UK's new PETRAS 2 centre promises new era for IoT

2 min read

A new UK IoT centre of excellence known as PETRAS 2 has officially launched, promising a ‘step-change’ in benefits for society through research into edge computing and cybersecurity.


Led by UCL, the centre will expand on the original PETRAS (Privacy, Ethics, Trust, Reliability, Acceptability and Security) hub, which saw a consortium of 11 universities and dozens of industry partners come together in 2016 for IoT research. PETRAS 2 will now specifically focus on the opportunities and challenges from computing becoming more decentralised. Artificial intelligence will soon be operating in potentially billions of IoT devices on the ‘edge’ of the internet, no longer confined to data centres or powerful desktop computers. While this edge computing represents a paradigm shift that could bring huge benefits, it will also be something of a step into the unknown. Making this vast interconnected web of computing secure will be a difficult task, but could help transform how society functions on many levels.

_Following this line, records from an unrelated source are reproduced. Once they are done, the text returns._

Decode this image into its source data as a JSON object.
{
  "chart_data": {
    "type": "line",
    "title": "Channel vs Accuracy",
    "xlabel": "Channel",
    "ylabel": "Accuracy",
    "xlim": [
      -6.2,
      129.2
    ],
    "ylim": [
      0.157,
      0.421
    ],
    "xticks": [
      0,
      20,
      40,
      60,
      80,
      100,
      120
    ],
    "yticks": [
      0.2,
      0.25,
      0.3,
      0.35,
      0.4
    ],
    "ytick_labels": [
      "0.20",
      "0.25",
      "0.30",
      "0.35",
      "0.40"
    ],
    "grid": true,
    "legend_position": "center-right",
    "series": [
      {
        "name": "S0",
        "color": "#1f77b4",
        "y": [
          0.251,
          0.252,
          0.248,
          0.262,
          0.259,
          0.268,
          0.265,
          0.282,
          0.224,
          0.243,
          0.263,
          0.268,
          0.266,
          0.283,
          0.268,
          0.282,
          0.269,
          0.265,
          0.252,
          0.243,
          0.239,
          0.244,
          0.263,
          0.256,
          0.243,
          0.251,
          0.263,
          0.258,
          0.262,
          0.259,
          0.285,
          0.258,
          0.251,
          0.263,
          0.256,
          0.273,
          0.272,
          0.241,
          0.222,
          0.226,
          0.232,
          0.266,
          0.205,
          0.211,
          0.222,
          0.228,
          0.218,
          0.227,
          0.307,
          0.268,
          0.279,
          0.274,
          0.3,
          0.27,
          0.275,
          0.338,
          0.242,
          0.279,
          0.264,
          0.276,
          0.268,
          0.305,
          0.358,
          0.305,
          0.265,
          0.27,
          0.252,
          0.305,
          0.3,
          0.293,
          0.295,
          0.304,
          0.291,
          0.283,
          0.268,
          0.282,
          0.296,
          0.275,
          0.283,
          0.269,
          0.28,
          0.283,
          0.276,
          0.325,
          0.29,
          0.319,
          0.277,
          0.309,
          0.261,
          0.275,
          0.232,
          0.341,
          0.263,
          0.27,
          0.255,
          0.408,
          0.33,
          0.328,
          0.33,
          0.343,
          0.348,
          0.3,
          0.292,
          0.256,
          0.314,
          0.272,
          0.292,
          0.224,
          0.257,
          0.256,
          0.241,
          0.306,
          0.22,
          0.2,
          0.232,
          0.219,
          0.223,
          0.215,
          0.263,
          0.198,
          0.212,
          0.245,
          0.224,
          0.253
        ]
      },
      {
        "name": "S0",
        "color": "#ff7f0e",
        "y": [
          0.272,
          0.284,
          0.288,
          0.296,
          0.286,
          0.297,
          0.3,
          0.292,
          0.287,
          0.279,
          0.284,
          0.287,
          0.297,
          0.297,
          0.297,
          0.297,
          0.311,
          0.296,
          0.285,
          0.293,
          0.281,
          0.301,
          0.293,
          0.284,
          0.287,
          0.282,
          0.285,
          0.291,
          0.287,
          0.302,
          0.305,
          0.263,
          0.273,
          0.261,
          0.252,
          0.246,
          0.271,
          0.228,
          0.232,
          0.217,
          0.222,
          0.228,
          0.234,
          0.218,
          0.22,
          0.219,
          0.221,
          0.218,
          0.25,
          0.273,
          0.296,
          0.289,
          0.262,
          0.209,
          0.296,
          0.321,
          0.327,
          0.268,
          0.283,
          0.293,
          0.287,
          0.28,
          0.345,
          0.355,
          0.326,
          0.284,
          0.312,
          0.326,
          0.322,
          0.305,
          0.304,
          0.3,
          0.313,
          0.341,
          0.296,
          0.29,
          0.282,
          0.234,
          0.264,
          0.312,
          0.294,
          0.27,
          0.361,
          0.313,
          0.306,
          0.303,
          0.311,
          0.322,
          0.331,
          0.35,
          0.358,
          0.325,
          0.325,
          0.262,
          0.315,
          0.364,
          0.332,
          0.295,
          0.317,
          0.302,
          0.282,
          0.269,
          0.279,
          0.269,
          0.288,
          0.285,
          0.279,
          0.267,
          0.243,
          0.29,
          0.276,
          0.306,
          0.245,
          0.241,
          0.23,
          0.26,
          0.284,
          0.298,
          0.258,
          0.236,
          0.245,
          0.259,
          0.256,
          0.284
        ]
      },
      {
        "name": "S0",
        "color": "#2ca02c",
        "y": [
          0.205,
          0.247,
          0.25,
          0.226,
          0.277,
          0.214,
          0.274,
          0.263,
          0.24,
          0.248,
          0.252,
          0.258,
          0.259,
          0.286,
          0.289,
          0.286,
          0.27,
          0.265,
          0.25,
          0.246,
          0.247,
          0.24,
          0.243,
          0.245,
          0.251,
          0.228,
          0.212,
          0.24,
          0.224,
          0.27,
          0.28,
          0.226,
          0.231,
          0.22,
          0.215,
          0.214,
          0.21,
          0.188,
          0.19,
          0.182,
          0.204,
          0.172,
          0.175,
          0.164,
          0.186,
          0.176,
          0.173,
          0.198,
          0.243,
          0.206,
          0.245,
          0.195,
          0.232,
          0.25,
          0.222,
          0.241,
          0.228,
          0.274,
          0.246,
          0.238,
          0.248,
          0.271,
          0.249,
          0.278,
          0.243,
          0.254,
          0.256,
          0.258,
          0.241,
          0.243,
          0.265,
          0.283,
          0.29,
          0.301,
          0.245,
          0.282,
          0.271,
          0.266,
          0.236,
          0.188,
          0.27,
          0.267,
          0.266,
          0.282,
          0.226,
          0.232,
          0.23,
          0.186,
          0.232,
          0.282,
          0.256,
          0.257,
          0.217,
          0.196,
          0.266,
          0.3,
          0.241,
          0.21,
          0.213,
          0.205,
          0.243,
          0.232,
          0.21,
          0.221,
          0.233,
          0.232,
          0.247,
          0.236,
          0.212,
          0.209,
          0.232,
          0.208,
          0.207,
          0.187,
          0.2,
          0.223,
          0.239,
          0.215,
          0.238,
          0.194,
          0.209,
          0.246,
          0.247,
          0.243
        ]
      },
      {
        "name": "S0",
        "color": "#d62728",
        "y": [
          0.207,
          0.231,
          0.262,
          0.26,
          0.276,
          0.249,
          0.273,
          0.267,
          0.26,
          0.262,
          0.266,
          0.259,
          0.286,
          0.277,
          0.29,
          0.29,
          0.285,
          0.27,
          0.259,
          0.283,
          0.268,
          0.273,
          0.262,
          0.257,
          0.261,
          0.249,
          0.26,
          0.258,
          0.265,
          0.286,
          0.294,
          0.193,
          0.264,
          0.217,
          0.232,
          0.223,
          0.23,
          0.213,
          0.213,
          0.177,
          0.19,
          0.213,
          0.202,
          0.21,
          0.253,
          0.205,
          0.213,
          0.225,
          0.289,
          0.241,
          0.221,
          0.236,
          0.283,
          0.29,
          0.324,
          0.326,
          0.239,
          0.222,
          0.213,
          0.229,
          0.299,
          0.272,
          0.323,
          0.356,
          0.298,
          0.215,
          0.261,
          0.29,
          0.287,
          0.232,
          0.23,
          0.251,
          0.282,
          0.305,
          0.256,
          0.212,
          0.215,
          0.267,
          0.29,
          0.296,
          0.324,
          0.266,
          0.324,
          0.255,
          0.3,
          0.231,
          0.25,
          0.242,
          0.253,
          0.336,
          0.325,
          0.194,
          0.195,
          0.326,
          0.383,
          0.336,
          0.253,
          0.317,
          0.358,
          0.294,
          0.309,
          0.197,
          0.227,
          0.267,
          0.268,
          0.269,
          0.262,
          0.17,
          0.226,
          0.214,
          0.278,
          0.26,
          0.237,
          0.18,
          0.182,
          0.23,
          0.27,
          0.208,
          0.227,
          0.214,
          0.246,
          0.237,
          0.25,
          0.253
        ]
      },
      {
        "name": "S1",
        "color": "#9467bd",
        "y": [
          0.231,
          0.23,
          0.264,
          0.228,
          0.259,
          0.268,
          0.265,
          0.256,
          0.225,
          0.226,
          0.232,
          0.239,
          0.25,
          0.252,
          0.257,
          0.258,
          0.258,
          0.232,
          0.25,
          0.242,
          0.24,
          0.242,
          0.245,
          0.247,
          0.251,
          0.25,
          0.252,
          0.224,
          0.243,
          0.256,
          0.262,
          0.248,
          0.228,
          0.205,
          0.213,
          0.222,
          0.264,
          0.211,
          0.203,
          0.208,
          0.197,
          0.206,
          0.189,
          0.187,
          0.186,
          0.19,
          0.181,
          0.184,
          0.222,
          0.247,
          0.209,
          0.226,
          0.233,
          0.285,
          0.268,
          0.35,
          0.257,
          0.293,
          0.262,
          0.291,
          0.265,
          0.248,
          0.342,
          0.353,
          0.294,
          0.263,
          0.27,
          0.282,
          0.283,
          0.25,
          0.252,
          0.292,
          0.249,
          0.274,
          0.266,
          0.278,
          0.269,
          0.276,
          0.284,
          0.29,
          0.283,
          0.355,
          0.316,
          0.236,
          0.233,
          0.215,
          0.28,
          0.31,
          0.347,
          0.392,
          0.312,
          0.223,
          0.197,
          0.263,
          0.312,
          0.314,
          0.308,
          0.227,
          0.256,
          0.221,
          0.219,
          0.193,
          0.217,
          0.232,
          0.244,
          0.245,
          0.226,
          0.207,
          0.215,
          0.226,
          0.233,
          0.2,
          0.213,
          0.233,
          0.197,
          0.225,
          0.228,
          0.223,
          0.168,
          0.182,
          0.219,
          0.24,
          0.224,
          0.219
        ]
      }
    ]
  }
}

“The Centre’s ultimate aim is, by creating a trustworthy and secure infrastructure for the Internet of Things, to deliver a step change in socio-economic benefit for the UK with visible improvements for citizen wellbeing and quality of life,” said PETRAS director Professor Jeremy Watson, from UCL’s Department of Science, Technology, Engineering and Public Policy (STEaPP).

“I anticipate productivity improvements and cost savings across a range of sectors including healthcare, transport and construction. In bringing together academics, industry technologists and government officials our research will create accessible and relevant knowledge with clearly visible impact [economic, societal or cultural] that will help to cement the UK's position as a world leader in this area.”

According to the project’s grant application, industry partners include the BBC, Telefonica UK, Qinetiq, Microsoft, ARM, EDF Energy, the Transport Research Laboratory and BT. That document also makes reference to Distributed Ledger Technology (DLT), the shared digital database system that underpins blockchain and cryptocurrencies like Bitcoin. As well as powering digital currencies, DLT could also play a significant role in edge computing, facilitating secure communication between IoT devices as well as the execution of smart contracts between machines that require no human intervention. Exploring what role DLT might play in our hyper-connected future will be another key facet of PETRAS 2’s mission.

DLT has wide-ranging possibilities beyond cryptocurrencies such as Bitcoin (Credit: Pixabay)

“Ensuring that the UK leads from the front on emerging technologies will require close attention to the policy landscape that enables growth and promotes the implementation of secure, trusted systems,” said UCL’s Dr Madeline Carr.

“The UK has already exhibited real leadership through the Secure by Design Code of Practice for IoT consumer devices and we’re pleased to be able to continue to support those efforts through PETRAS 2.”